Parcours filière · Du bac à la retraite
Data scientist
Le data scientist combine statistiques, informatique et expertise métier pour exploiter de grands volumes de données. Avec un salaire net médian de 2 337 €/mois EQTP et une pension projetée de 1 867 €/mois à 67 ans, le métier offre une trajectoire stable au sein du régime AGIRC-ARRCO.
Voir la fiche métier complète Chargé / Chargée d'études socio-économiques (ROME M1403) — régime retraite : AGIRC-ARRCO.
Études (avant entrée dans la vie active)
L'accès au métier passe le plus souvent par un bac+5. Après un bac général à dominante scientifique, deux voies dominent : la licence universitaire en mathématiques, statistiques, informatique ou économétrie, suivie d'un master spécialisé (data science, MIASHS, statistique appliquée, économétrie) ; ou une école d'ingénieurs (ENSAE, ENSAI, Télécom Paris, Centrale, Mines) éventuellement complétée d'un mastère spécialisé. Les doubles cursus maths-informatique-économie sont valorisés. La durée moyenne d'études se situe entre cinq et sept ans après le bac, parfois prolongée par un doctorat pour les postes de recherche. Les stages longs en entreprise (6 mois) et l'apprentissage en dernière année facilitent l'insertion professionnelle.

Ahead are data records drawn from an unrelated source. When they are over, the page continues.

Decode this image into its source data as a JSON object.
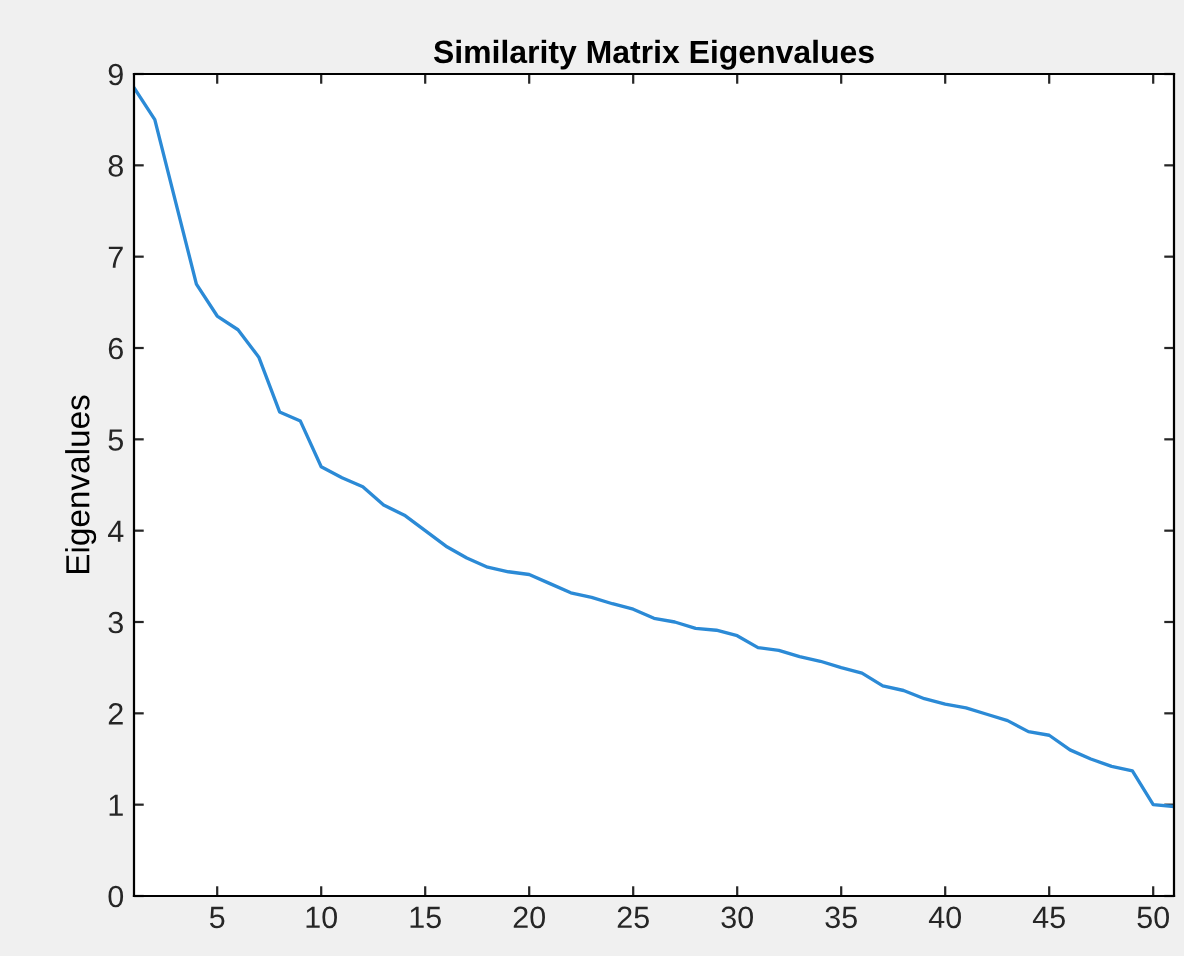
{
  "chart_data": {
    "type": "line",
    "title": "Similarity Matrix Eigenvalues",
    "ylabel": "Eigenvalues",
    "x": [
      1,
      2,
      3,
      4,
      5,
      6,
      7,
      8,
      9,
      10,
      11,
      12,
      13,
      14,
      15,
      16,
      17,
      18,
      19,
      20,
      21,
      22,
      23,
      24,
      25,
      26,
      27,
      28,
      29,
      30,
      31,
      32,
      33,
      34,
      35,
      36,
      37,
      38,
      39,
      40,
      41,
      42,
      43,
      44,
      45,
      46,
      47,
      48,
      49,
      50,
      51
    ],
    "series": [
      {
        "color": "#2b8ad6",
        "values": [
          8.85,
          8.5,
          7.6,
          6.7,
          6.35,
          6.2,
          5.9,
          5.3,
          5.2,
          4.7,
          4.58,
          4.48,
          4.28,
          4.17,
          4.0,
          3.83,
          3.7,
          3.6,
          3.55,
          3.52,
          3.42,
          3.32,
          3.27,
          3.2,
          3.14,
          3.04,
          3.0,
          2.93,
          2.91,
          2.85,
          2.72,
          2.69,
          2.62,
          2.57,
          2.5,
          2.44,
          2.3,
          2.25,
          2.16,
          2.1,
          2.06,
          1.99,
          1.92,
          1.8,
          1.76,
          1.6,
          1.5,
          1.42,
          1.37,
          1.0,
          0.98
        ]
      }
    ],
    "xlim": [
      1,
      51
    ],
    "xticks": [
      5,
      10,
      15,
      20,
      25,
      30,
      35,
      40,
      45,
      50
    ],
    "ylim": [
      0,
      9
    ],
    "yticks": [
      0,
      1,
      2,
      3,
      4,
      5,
      6,
      7,
      8,
      9
    ],
    "grid": false,
    "marker": "none",
    "line_style": "solid"
  }
}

Premier emploi (5 premières années)
Le premier poste est généralement celui de data scientist junior ou chargé d'études, en cabinet de conseil, ESN, banque, assurance, grand groupe industriel ou institut public (Insee, ministères). Le salaire net de début se situe autour de 2 200 à 2 600 €/mois, plus élevé en région parisienne. Le jeune embauché travaille en équipe sur des projets concrets : modèles prédictifs, segmentation clients, détection de fraude, études socio-économiques. La progression est rapide les trois premières années, avec une montée en autonomie technique (Python, R, SQL, cloud) et une exposition croissante aux interlocuteurs métiers. Vers 28-30 ans, beaucoup accèdent à un statut confirmé avec une première responsabilité de projet.

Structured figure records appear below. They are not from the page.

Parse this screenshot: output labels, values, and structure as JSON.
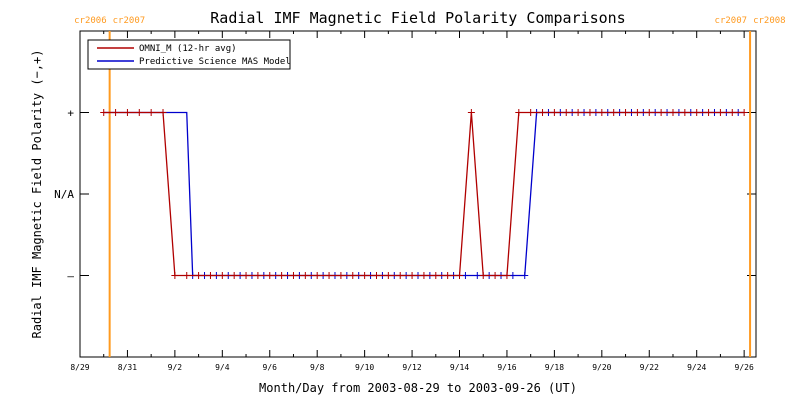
{
  "chart_data": {
    "type": "line",
    "title": "Radial IMF Magnetic Field Polarity Comparisons",
    "xlabel": "Month/Day from 2003-08-29 to 2003-09-26 (UT)",
    "ylabel": "Radial IMF Magnetic Field Polarity (−,+)",
    "xlim": [
      "2003-08-29 00:00",
      "2003-09-26 12:00"
    ],
    "ylim": [
      -2,
      2
    ],
    "yticks": [
      {
        "value": 1,
        "label": "+"
      },
      {
        "value": 0,
        "label": "N/A"
      },
      {
        "value": -1,
        "label": "–"
      }
    ],
    "xtick_values": [
      "2003-08-29",
      "2003-08-31",
      "2003-09-02",
      "2003-09-04",
      "2003-09-06",
      "2003-09-08",
      "2003-09-10",
      "2003-09-12",
      "2003-09-14",
      "2003-09-16",
      "2003-09-18",
      "2003-09-20",
      "2003-09-22",
      "2003-09-24",
      "2003-09-26"
    ],
    "xtick_labels": [
      "8/29",
      "8/31",
      "9/2",
      "9/4",
      "9/6",
      "9/8",
      "9/10",
      "9/12",
      "9/14",
      "9/16",
      "9/18",
      "9/20",
      "9/22",
      "9/24",
      "9/26"
    ],
    "legend_position": "top-left",
    "carrington_markers": [
      {
        "date": "2003-08-30 06:00",
        "labels": [
          "cr2006",
          "cr2007"
        ],
        "color": "#ff9a1f"
      },
      {
        "date": "2003-09-26 06:00",
        "labels": [
          "cr2007",
          "cr2008"
        ],
        "color": "#ff9a1f"
      }
    ],
    "series": [
      {
        "name": "OMNI_M (12-hr avg)",
        "color": "#b00000",
        "marker": "plus",
        "points": [
          [
            "2003-08-30 00:00",
            1
          ],
          [
            "2003-08-30 12:00",
            1
          ],
          [
            "2003-08-31 00:00",
            1
          ],
          [
            "2003-08-31 12:00",
            1
          ],
          [
            "2003-09-01 00:00",
            1
          ],
          [
            "2003-09-01 12:00",
            1
          ],
          [
            "2003-09-02 00:00",
            -1
          ],
          [
            "2003-09-02 12:00",
            -1
          ],
          [
            "2003-09-03 00:00",
            -1
          ],
          [
            "2003-09-03 12:00",
            -1
          ],
          [
            "2003-09-04 00:00",
            -1
          ],
          [
            "2003-09-04 12:00",
            -1
          ],
          [
            "2003-09-05 00:00",
            -1
          ],
          [
            "2003-09-05 12:00",
            -1
          ],
          [
            "2003-09-06 00:00",
            -1
          ],
          [
            "2003-09-06 12:00",
            -1
          ],
          [
            "2003-09-07 00:00",
            -1
          ],
          [
            "2003-09-07 12:00",
            -1
          ],
          [
            "2003-09-08 00:00",
            -1
          ],
          [
            "2003-09-08 12:00",
            -1
          ],
          [
            "2003-09-09 00:00",
            -1
          ],
          [
            "2003-09-09 12:00",
            -1
          ],
          [
            "2003-09-10 00:00",
            -1
          ],
          [
            "2003-09-10 12:00",
            -1
          ],
          [
            "2003-09-11 00:00",
            -1
          ],
          [
            "2003-09-11 12:00",
            -1
          ],
          [
            "2003-09-12 00:00",
            -1
          ],
          [
            "2003-09-12 12:00",
            -1
          ],
          [
            "2003-09-13 00:00",
            -1
          ],
          [
            "2003-09-13 12:00",
            -1
          ],
          [
            "2003-09-14 00:00",
            -1
          ],
          [
            "2003-09-14 12:00",
            1
          ],
          [
            "2003-09-15 00:00",
            -1
          ],
          [
            "2003-09-15 12:00",
            -1
          ],
          [
            "2003-09-16 00:00",
            -1
          ],
          [
            "2003-09-16 12:00",
            1
          ],
          [
            "2003-09-17 00:00",
            1
          ],
          [
            "2003-09-17 12:00",
            1
          ],
          [
            "2003-09-18 00:00",
            1
          ],
          [
            "2003-09-18 12:00",
            1
          ],
          [
            "2003-09-19 00:00",
            1
          ],
          [
            "2003-09-19 12:00",
            1
          ],
          [
            "2003-09-20 00:00",
            1
          ],
          [
            "2003-09-20 12:00",
            1
          ],
          [
            "2003-09-21 00:00",
            1
          ],
          [
            "2003-09-21 12:00",
            1
          ],
          [
            "2003-09-22 00:00",
            1
          ],
          [
            "2003-09-22 12:00",
            1
          ],
          [
            "2003-09-23 00:00",
            1
          ],
          [
            "2003-09-23 12:00",
            1
          ],
          [
            "2003-09-24 00:00",
            1
          ],
          [
            "2003-09-24 12:00",
            1
          ],
          [
            "2003-09-25 00:00",
            1
          ],
          [
            "2003-09-25 12:00",
            1
          ],
          [
            "2003-09-26 00:00",
            1
          ]
        ]
      },
      {
        "name": "Predictive Science MAS Model",
        "color": "#0000cc",
        "marker": "plus",
        "points": [
          [
            "2003-08-30 00:00",
            1
          ],
          [
            "2003-09-02 12:00",
            1
          ],
          [
            "2003-09-02 18:00",
            -1
          ],
          [
            "2003-09-16 18:00",
            -1
          ],
          [
            "2003-09-17 06:00",
            1
          ],
          [
            "2003-09-26 00:00",
            1
          ]
        ],
        "marker_points": [
          [
            "2003-09-02 18:00",
            -1
          ],
          [
            "2003-09-03 06:00",
            -1
          ],
          [
            "2003-09-03 18:00",
            -1
          ],
          [
            "2003-09-04 06:00",
            -1
          ],
          [
            "2003-09-04 18:00",
            -1
          ],
          [
            "2003-09-05 06:00",
            -1
          ],
          [
            "2003-09-05 18:00",
            -1
          ],
          [
            "2003-09-06 06:00",
            -1
          ],
          [
            "2003-09-06 18:00",
            -1
          ],
          [
            "2003-09-07 06:00",
            -1
          ],
          [
            "2003-09-07 18:00",
            -1
          ],
          [
            "2003-09-08 06:00",
            -1
          ],
          [
            "2003-09-08 18:00",
            -1
          ],
          [
            "2003-09-09 06:00",
            -1
          ],
          [
            "2003-09-09 18:00",
            -1
          ],
          [
            "2003-09-10 06:00",
            -1
          ],
          [
            "2003-09-10 18:00",
            -1
          ],
          [
            "2003-09-11 06:00",
            -1
          ],
          [
            "2003-09-11 18:00",
            -1
          ],
          [
            "2003-09-12 06:00",
            -1
          ],
          [
            "2003-09-12 18:00",
            -1
          ],
          [
            "2003-09-13 06:00",
            -1
          ],
          [
            "2003-09-13 18:00",
            -1
          ],
          [
            "2003-09-14 06:00",
            -1
          ],
          [
            "2003-09-14 18:00",
            -1
          ],
          [
            "2003-09-15 06:00",
            -1
          ],
          [
            "2003-09-15 18:00",
            -1
          ],
          [
            "2003-09-16 06:00",
            -1
          ],
          [
            "2003-09-16 18:00",
            -1
          ],
          [
            "2003-09-17 06:00",
            1
          ],
          [
            "2003-09-17 18:00",
            1
          ],
          [
            "2003-09-18 06:00",
            1
          ],
          [
            "2003-09-18 18:00",
            1
          ],
          [
            "2003-09-19 06:00",
            1
          ],
          [
            "2003-09-19 18:00",
            1
          ],
          [
            "2003-09-20 06:00",
            1
          ],
          [
            "2003-09-20 18:00",
            1
          ],
          [
            "2003-09-21 06:00",
            1
          ],
          [
            "2003-09-21 18:00",
            1
          ],
          [
            "2003-09-22 06:00",
            1
          ],
          [
            "2003-09-22 18:00",
            1
          ],
          [
            "2003-09-23 06:00",
            1
          ],
          [
            "2003-09-23 18:00",
            1
          ],
          [
            "2003-09-24 06:00",
            1
          ],
          [
            "2003-09-24 18:00",
            1
          ],
          [
            "2003-09-25 06:00",
            1
          ],
          [
            "2003-09-25 18:00",
            1
          ]
        ]
      }
    ]
  }
}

Milieu de carrière (30-50 ans)
Entre 30 et 50 ans, la carrière se structure autour de trois trajectoires : l'expertise technique (lead data scientist, data engineer senior, spécialisation en machine learning, NLP ou séries temporelles), le management (responsable d'équipe data, head of data) ou le conseil et l'expertise métier (études socio-économiques, économétrie sectorielle). Le salaire net médian s'établit à 2 337 €/mois EQTP, mais les profils confirmés dans les secteurs banque-assurance, tech ou conseil dépassent souvent 3 500 à 4 500 €/mois nets. La mobilité reste forte : un changement d'entreprise tous les 4 à 6 ans est courant et constitue le principal levier de progression salariale. C'est aussi la période où s'ancre une spécialisation sectorielle (santé, énergie, finance, secteur public).

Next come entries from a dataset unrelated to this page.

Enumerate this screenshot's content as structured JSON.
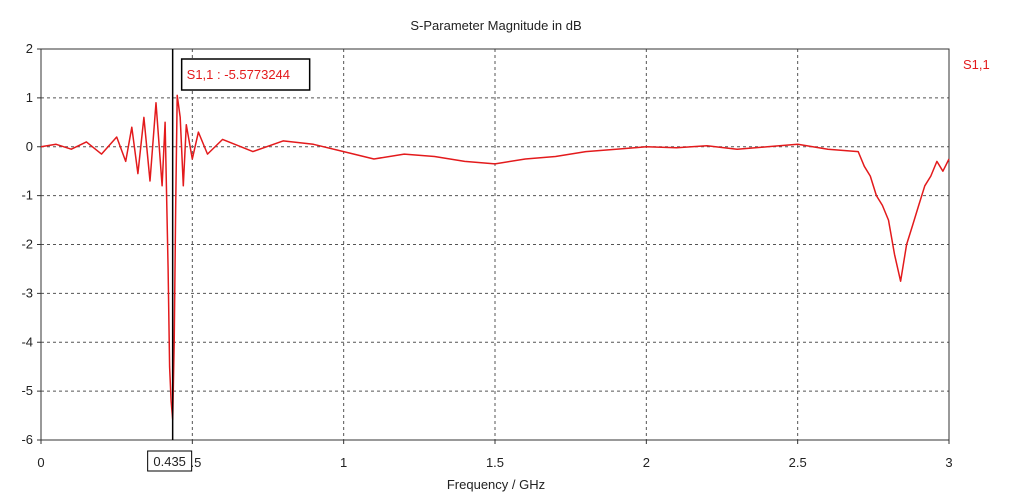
{
  "chart_data": {
    "type": "line",
    "title": "S-Parameter Magnitude in dB",
    "xlabel": "Frequency / GHz",
    "ylabel": "",
    "xlim": [
      0,
      3
    ],
    "ylim": [
      -6,
      2
    ],
    "xticks": [
      0,
      0.5,
      1,
      1.5,
      2,
      2.5,
      3
    ],
    "xtick_labels": [
      "0",
      "0.5",
      "1",
      "1.5",
      "2",
      "2.5",
      "3"
    ],
    "yticks": [
      2,
      1,
      0,
      -1,
      -2,
      -3,
      -4,
      -5,
      -6
    ],
    "ytick_labels": [
      "2",
      "1",
      "0",
      "-1",
      "-2",
      "-3",
      "-4",
      "-5",
      "-6"
    ],
    "grid": true,
    "legend_position": "top-right",
    "series": [
      {
        "name": "S1,1",
        "color": "#e31a1c",
        "x": [
          0,
          0.05,
          0.1,
          0.15,
          0.2,
          0.25,
          0.28,
          0.3,
          0.32,
          0.34,
          0.36,
          0.38,
          0.4,
          0.41,
          0.42,
          0.425,
          0.43,
          0.435,
          0.44,
          0.445,
          0.45,
          0.46,
          0.47,
          0.48,
          0.5,
          0.52,
          0.55,
          0.6,
          0.7,
          0.8,
          0.9,
          1.0,
          1.1,
          1.2,
          1.3,
          1.4,
          1.5,
          1.6,
          1.7,
          1.8,
          1.9,
          2.0,
          2.1,
          2.2,
          2.3,
          2.4,
          2.5,
          2.6,
          2.7,
          2.72,
          2.74,
          2.76,
          2.78,
          2.8,
          2.82,
          2.84,
          2.86,
          2.88,
          2.9,
          2.92,
          2.94,
          2.96,
          2.98,
          3.0
        ],
        "values": [
          0.0,
          0.05,
          -0.05,
          0.1,
          -0.15,
          0.2,
          -0.3,
          0.4,
          -0.55,
          0.6,
          -0.7,
          0.9,
          -0.8,
          0.5,
          -2.5,
          -4.5,
          -5.2,
          -5.58,
          -4.0,
          -1.2,
          1.05,
          0.6,
          -0.8,
          0.45,
          -0.25,
          0.3,
          -0.15,
          0.15,
          -0.1,
          0.12,
          0.05,
          -0.1,
          -0.25,
          -0.15,
          -0.2,
          -0.3,
          -0.35,
          -0.25,
          -0.2,
          -0.1,
          -0.05,
          0.0,
          -0.02,
          0.02,
          -0.05,
          0.0,
          0.05,
          -0.05,
          -0.1,
          -0.4,
          -0.6,
          -1.0,
          -1.2,
          -1.5,
          -2.2,
          -2.75,
          -2.0,
          -1.6,
          -1.2,
          -0.8,
          -0.6,
          -0.3,
          -0.5,
          -0.25
        ]
      }
    ],
    "marker": {
      "x": 0.435,
      "x_label": "0.435",
      "label": "S1,1 : -5.5773244"
    },
    "colors": {
      "series": "#e31a1c",
      "marker_line": "#000000",
      "grid": "#555555"
    }
  }
}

Fin de carrière (50-62 ans)
Après 50 ans, les data scientists expérimentés occupent souvent des fonctions de chef de projet senior, expert référent, responsable d'études ou directeur data. La pression technique de la veille permanente (nouveaux outils, nouveaux frameworks) reste forte et constitue un point de vigilance, certains profils choisissant de basculer vers le conseil indépendant, l'enseignement ou des fonctions transverses (gouvernance des données, conformité, éthique de l'IA). Le passage à temps partiel ou à des missions de mentorat est de plus en plus fréquent à partir de 58-60 ans. La préparation de la retraite passe par la consolidation des trimestres cotisés, la vérification du relevé de carrière auprès de l'AGIRC-ARRCO et, pour certains, des versements complémentaires sur PER.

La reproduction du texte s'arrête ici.